I had never heard the term “frontier mystery” until I read John D. Nesbitt’s Dusk along the Niobrara. It makes sense, though, for all those mysteries that fit the western trope of a stranger rides into town, cleans it up, and leaves again. In fact, when I was researching Nesbitt’s Dunbar books, every one of the descriptions of those novels begins, “The stranger Dunbar rides into town…”. For those mystery readers who want justice to triumph, these frontier mysteries, as slow-moving as they may be, are satisfying.

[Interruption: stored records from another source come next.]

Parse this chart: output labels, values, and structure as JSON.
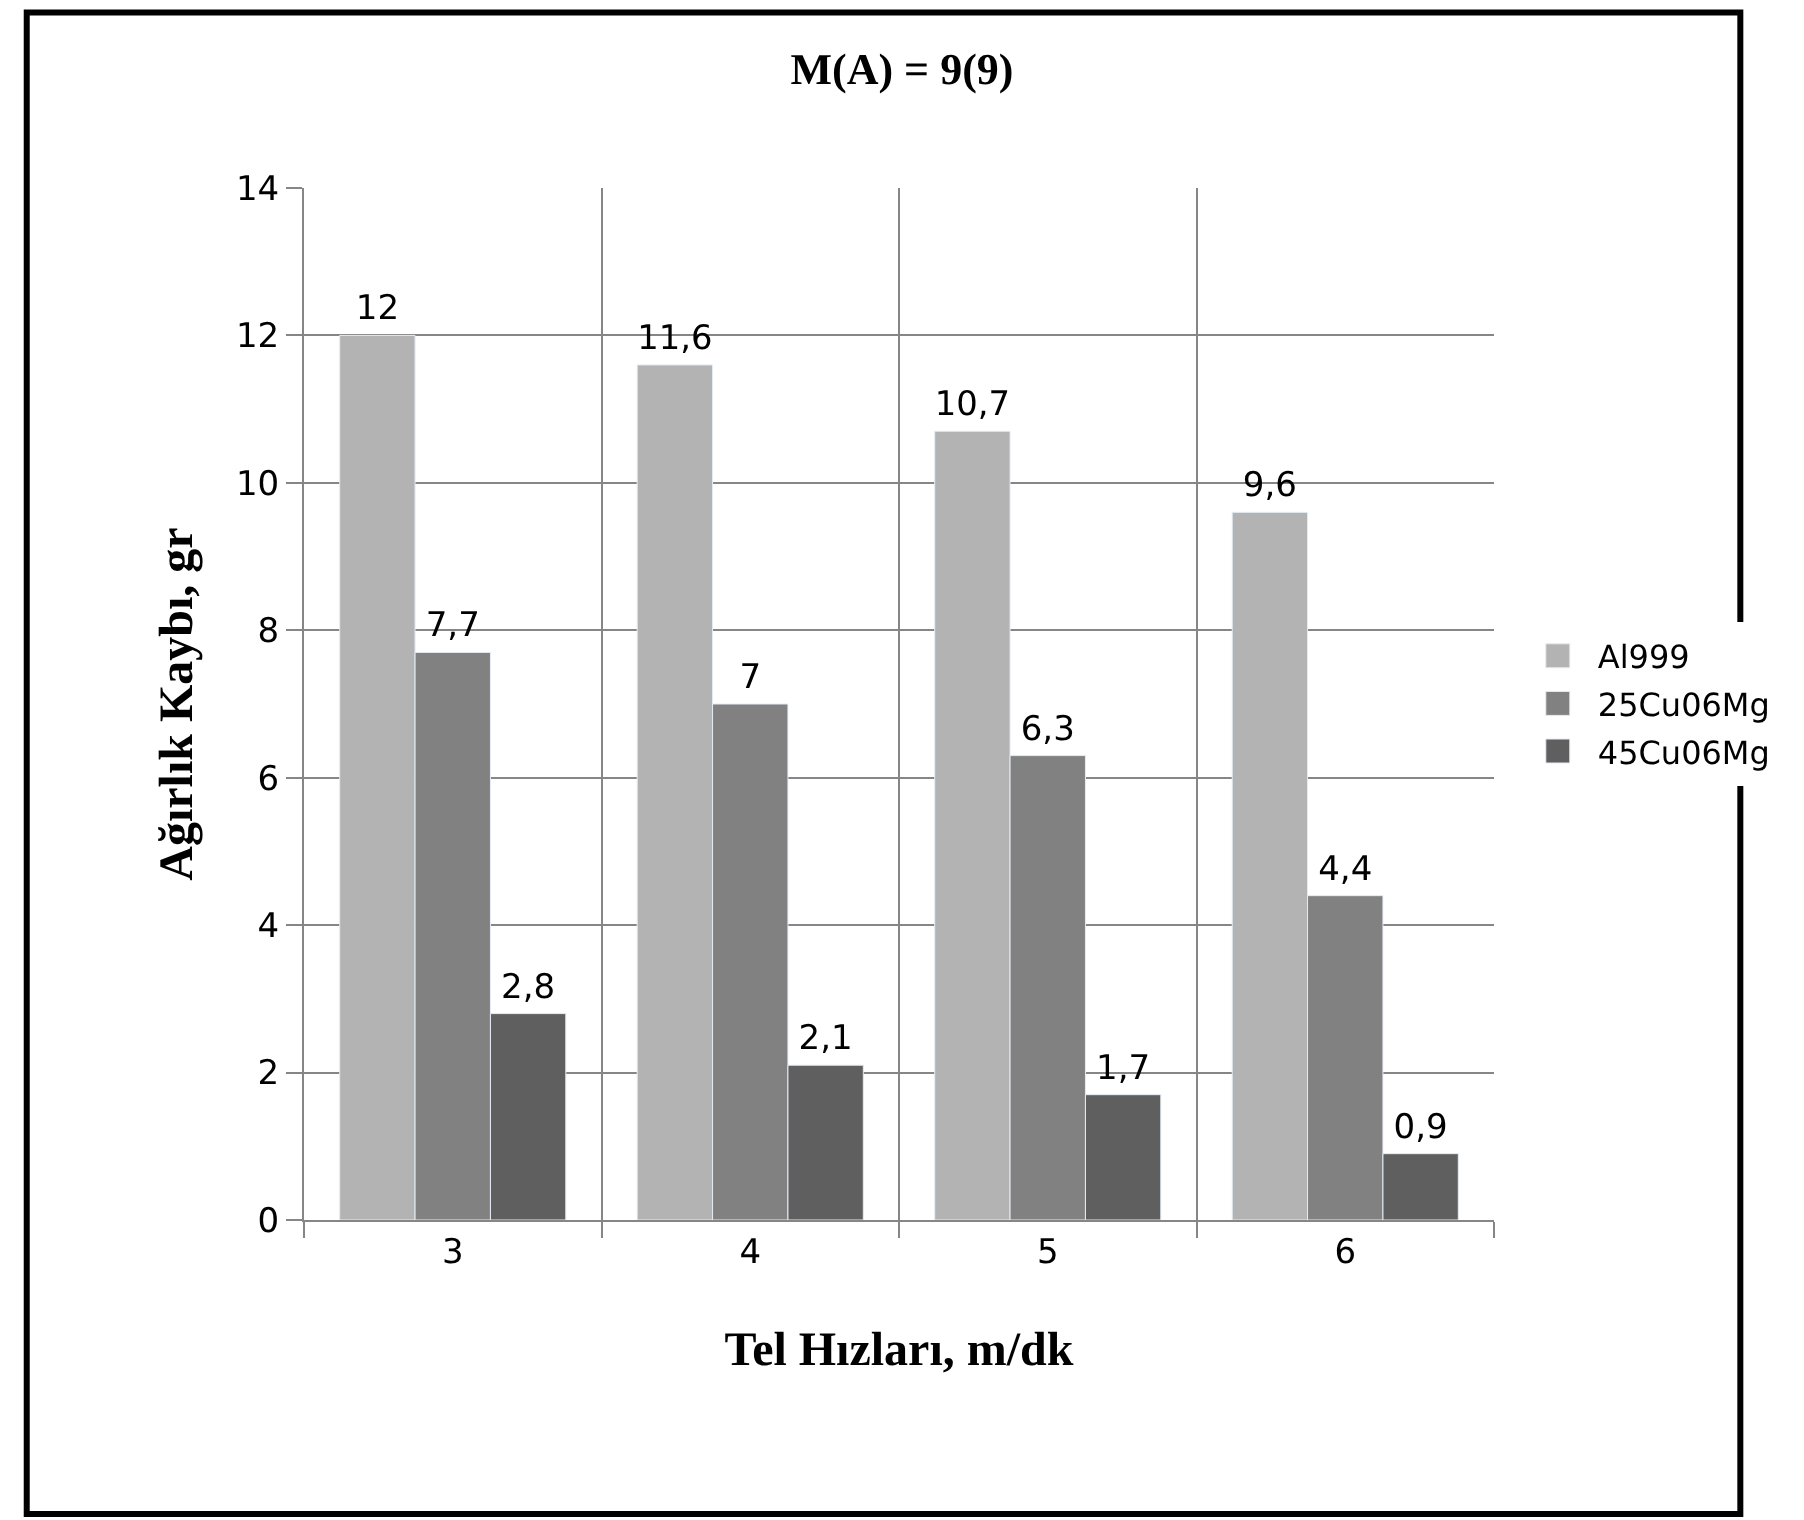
{
  "chart_data": {
    "type": "bar",
    "title": "M(A) = 9(9)",
    "xlabel": "Tel Hızları, m/dk",
    "ylabel": "Ağırlık Kaybı, gr",
    "categories": [
      "3",
      "4",
      "5",
      "6"
    ],
    "series": [
      {
        "name": "Al999",
        "color": "#b3b3b3",
        "values": [
          12,
          11.6,
          10.7,
          9.6
        ],
        "value_labels": [
          "12",
          "11,6",
          "10,7",
          "9,6"
        ]
      },
      {
        "name": "25Cu06Mg",
        "color": "#818181",
        "values": [
          7.7,
          7,
          6.3,
          4.4
        ],
        "value_labels": [
          "7,7",
          "7",
          "6,3",
          "4,4"
        ]
      },
      {
        "name": "45Cu06Mg",
        "color": "#5f5f5f",
        "values": [
          2.8,
          2.1,
          1.7,
          0.9
        ],
        "value_labels": [
          "2,8",
          "2,1",
          "1,7",
          "0,9"
        ]
      }
    ],
    "ylim": [
      0,
      14
    ],
    "yticks": [
      0,
      2,
      4,
      6,
      8,
      10,
      12,
      14
    ],
    "grid": true,
    "legend": "right"
  }
}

The narrator, Brad Montgomery, was a nineteen-year-old ranch hand when he encountered the stranger, Dunbar. Montgomery looks back at that short period of 1896 when he and Dunbar worked for the rancher Lou Foster. Together, they rode the Wyoming country known as the Niobrara, partnered with other ranch crews to build shipping pens, and worked the roundup. While they rode the land, they had plenty of time to talk about the landscape, philosophy and, even Oedipus. But, the young Montgomery also observed that the stranger seemed interested in murders that had occurred in the area, going as far back as fifteen years.

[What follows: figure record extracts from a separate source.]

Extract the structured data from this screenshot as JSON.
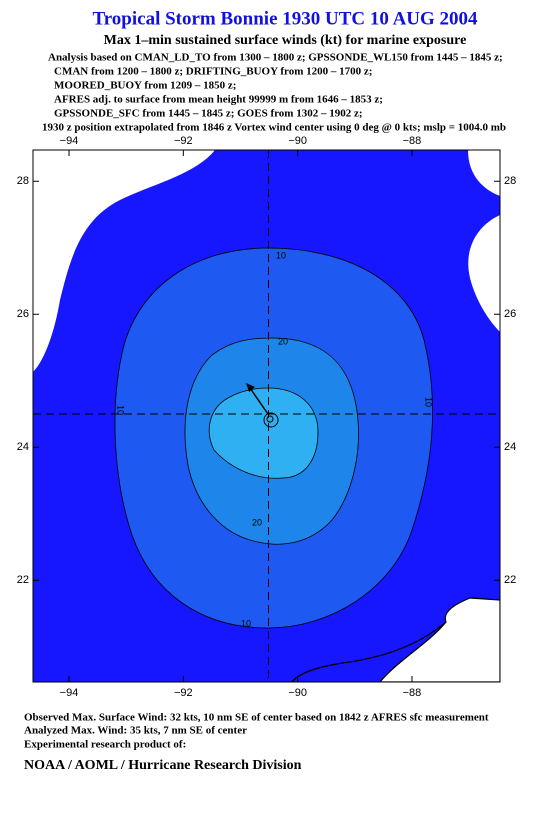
{
  "header": {
    "title": "Tropical Storm Bonnie 1930 UTC 10 AUG 2004",
    "subtitle": "Max 1–min sustained surface winds (kt) for marine exposure",
    "lines": [
      "Analysis based on  CMAN_LD_TO from 1300 – 1800 z;  GPSSONDE_WL150 from 1445 – 1845 z;",
      "CMAN from 1200 – 1800 z;  DRIFTING_BUOY from 1200 – 1700 z;",
      "MOORED_BUOY from 1209 – 1850 z;",
      "AFRES adj. to surface from mean height 99999 m from 1646 – 1853 z;",
      "GPSSONDE_SFC from 1445 – 1845 z;  GOES from 1302 – 1902 z;",
      "1930 z position extrapolated from 1846 z Vortex wind center using 0 deg @ 0 kts; mslp = 1004.0 mb"
    ]
  },
  "map": {
    "xlim": [
      -94.63,
      -86.46
    ],
    "ylim": [
      20.47,
      28.47
    ],
    "xticks": [
      {
        "value": -94,
        "label": "−94"
      },
      {
        "value": -92,
        "label": "−92"
      },
      {
        "value": -90,
        "label": "−90"
      },
      {
        "value": -88,
        "label": "−88"
      }
    ],
    "yticks": [
      22,
      24,
      26,
      28
    ],
    "center": {
      "lon": -90.51,
      "lat": 24.5
    },
    "contour_labels": [
      "10",
      "10",
      "10",
      "20",
      "20",
      "10"
    ]
  },
  "footer": {
    "lines": [
      "Observed Max. Surface Wind: 32 kts, 10 nm SE of center based on 1842 z AFRES sfc measurement",
      "Analyzed Max. Wind: 35 kts, 7 nm SE of center",
      "Experimental research product of:"
    ],
    "org": "NOAA / AOML / Hurricane Research Division"
  }
}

As in all westerns, there’s one group of bad guys. In this case, it’s Borden Crowley and his ranch hands. Crowley is a powerful landowner who appears to see everyone as beneath him, and his ranch hands adopt the same attitude. While Dunbar seems placid and slow to anger, he knows how to stir up the interest of Crowley’s crew. As he asks questions about a dead sheepherder, a horse trader who was lynched, and a murdered settler, he seems to attract attention. It’s the wrong kind of interest, though, because two other people end up dead before the final confrontation in front of all the townspeople.

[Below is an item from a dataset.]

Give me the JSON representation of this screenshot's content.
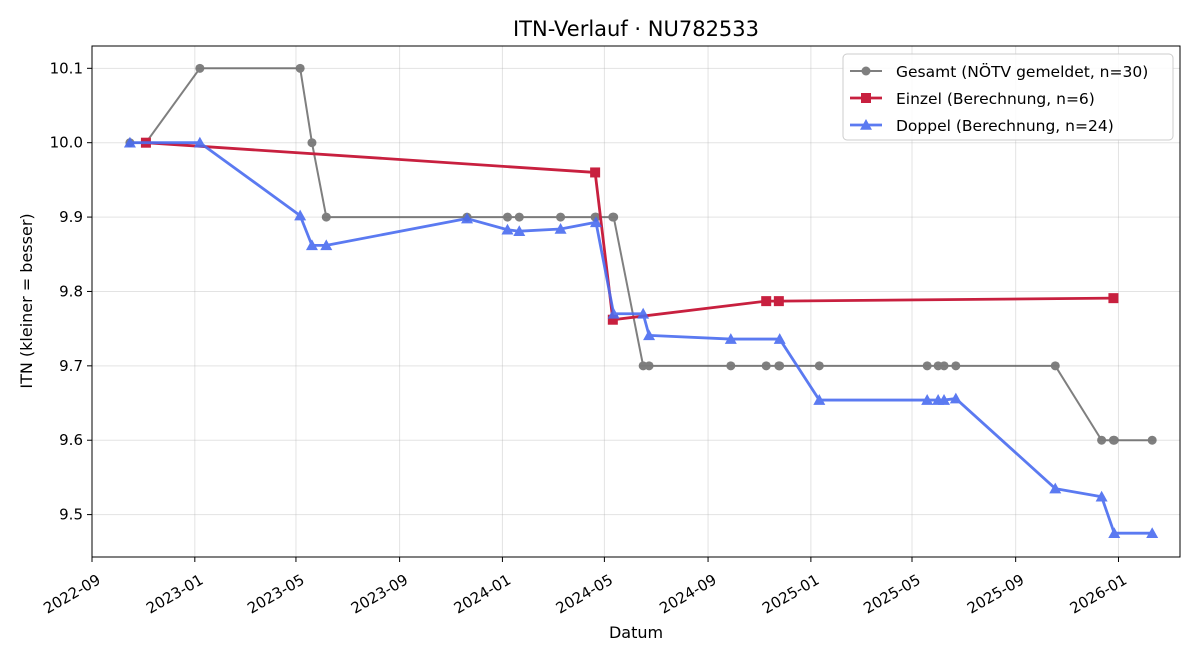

Anyone who saw “Shane” knows the story of the peaceful man who rides into town. In this case, as Brad Montgomery looks back and summarizes the results of Dunbar’s actions, he says, “To me it seemed as if our area had been purged of a disease that we had not been much aware of.” It comes as no surprise to anyone who knows the trope of the knight, the stranger, who comes to town.
There’s quite a bit that could be said about the atmosphere in this novel, Wyoming and the ranch life. The cowpunchers themselves had the time to talk philosophy, as they rode across those empty lands. Sometimes, it’s just satisfying to read that story of justice, as in Dusk along the Niobrara.
John D. Nesbitt’s website is www.johndnesbitt.com
Dusk along the Niobrara by John D. Nesbitt. Five Star, 2019. ISBN 9781432858292 (hardcover), 237p.
*****
FTC Full Disclosure – I received the book to review for a journal.
Thank you. It is nice to be appreciate.
You're welcome, John. I enjoyed the book.